Thursday, December 02, 2004

Kausput

Mickey Kaus of Slate apparently has issues with the Los Angeles Times. Today he writes:

P.S.: The L.A. Times ran the Prop. 72 comeback story in the B section, with a little tease in a box on the A section front. More evidence that the Times's editors still don't know a front-page story when they see it. They must think they're competing with the New York Times and need to front all the big global stories on Ukraine, intel reform, Chinese mine explosions, etc. But the LAT's value to upscale Southern California readers who already get the NYT would be precisely in coverage of more local stories the big East Coast papers won't carry, including crime stories. Duh! ... P.P.S.: This may explain why the LAT has gotten oddly less compelling as it has become a much better paper under its new Chicago Tribune management. It used to at least be entertainingly, uniquely bad.

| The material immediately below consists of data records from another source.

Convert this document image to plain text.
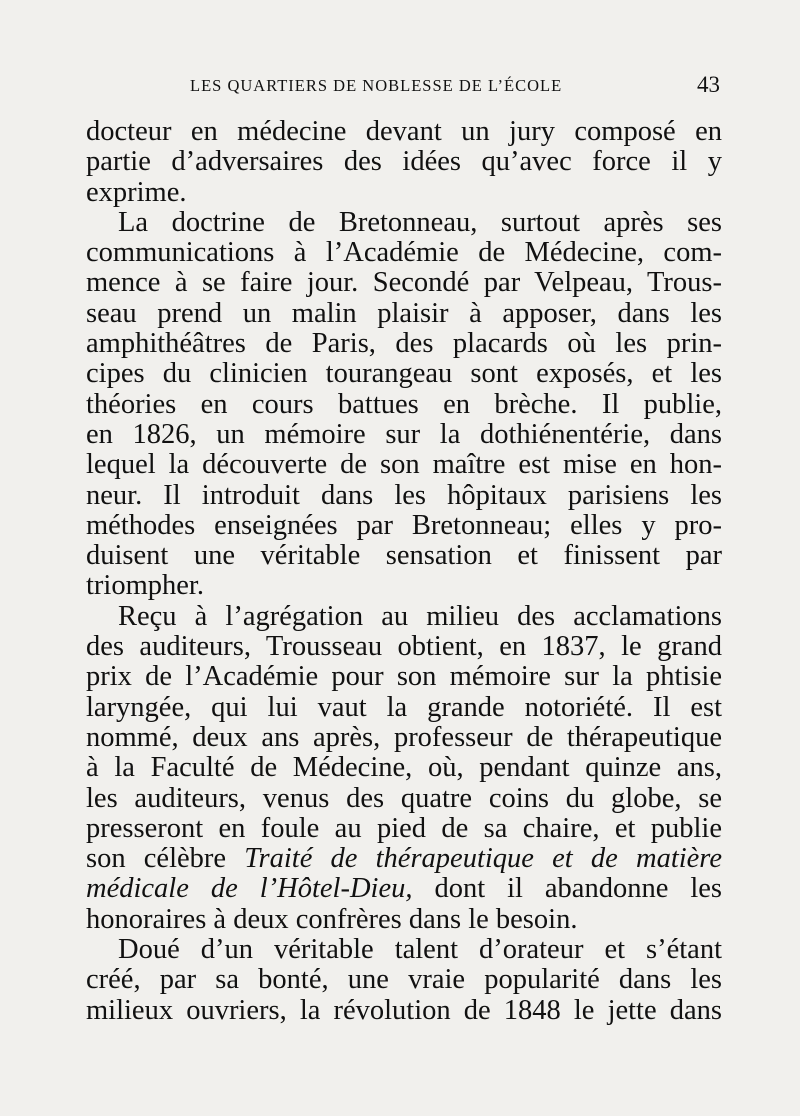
LES QUARTIERS DE NOBLESSE DE L’ÉCOLE	43
docteur en médecine devant un jury composé en
partie d’adversaires des idées qu’avec force il y
exprime.
La doctrine de Bretonneau, surtout après ses
communications à l’Académie de Médecine, com-
mence à se faire jour. Secondé par Velpeau, Trous-
seau prend un malin plaisir à apposer, dans les
amphithéâtres de Paris, des placards où les prin-
cipes du clinicien tourangeau sont exposés, et les
théories en cours battues en brèche. Il publie,
en 1826, un mémoire sur la dothiénentérie, dans
lequel la découverte de son maître est mise en hon-
neur. Il introduit dans les hôpitaux parisiens les
méthodes enseignées par Bretonneau; elles y pro-
duisent une véritable sensation et finissent par
triompher.
Reçu à l’agrégation au milieu des acclamations
des auditeurs, Trousseau obtient, en 1837, le grand
prix de l’Académie pour son mémoire sur la phtisie
laryngée, qui lui vaut la grande notoriété. Il est
nommé, deux ans après, professeur de thérapeutique
à la Faculté de Médecine, où, pendant quinze ans,
les auditeurs, venus des quatre coins du globe, se
presseront en foule au pied de sa chaire, et publie
son célèbre Traité de thérapeutique et de matière
médicale de l’Hôtel-Dieu, dont il abandonne les
honoraires à deux confrères dans le besoin.
Doué d’un véritable talent d’orateur et s’étant
créé, par sa bonté, une vraie popularité dans les
milieux ouvriers, la révolution de 1848 le jette dans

Now it's just a 90-percent-as-good New York Times or WaPo. ... P.P.P.S.: I still resist bringing the thing into the house. It's what you should never be in California--namely fat. Too much newsprint to recycle! They should pay me to read all those ads. ... P.P.P.P.S.: As long as I was in the LAT B-section, I aimlessly leafed through its back pages just to see what they had in them. It turns out they have a whole editorial page back there, with op-eds and everything! Who knew? ... 9:48 P.M.

Perhaps this is the angst of a non-native Angelino, or, more telling, the subliminal twitching of an east-coaster who, somewhere in the nether regions of his cortex, remembers that in 2004 the New York Times garnered Pulitzer Prizes for two of its writer, while the LA Times shocked the publishing world with five.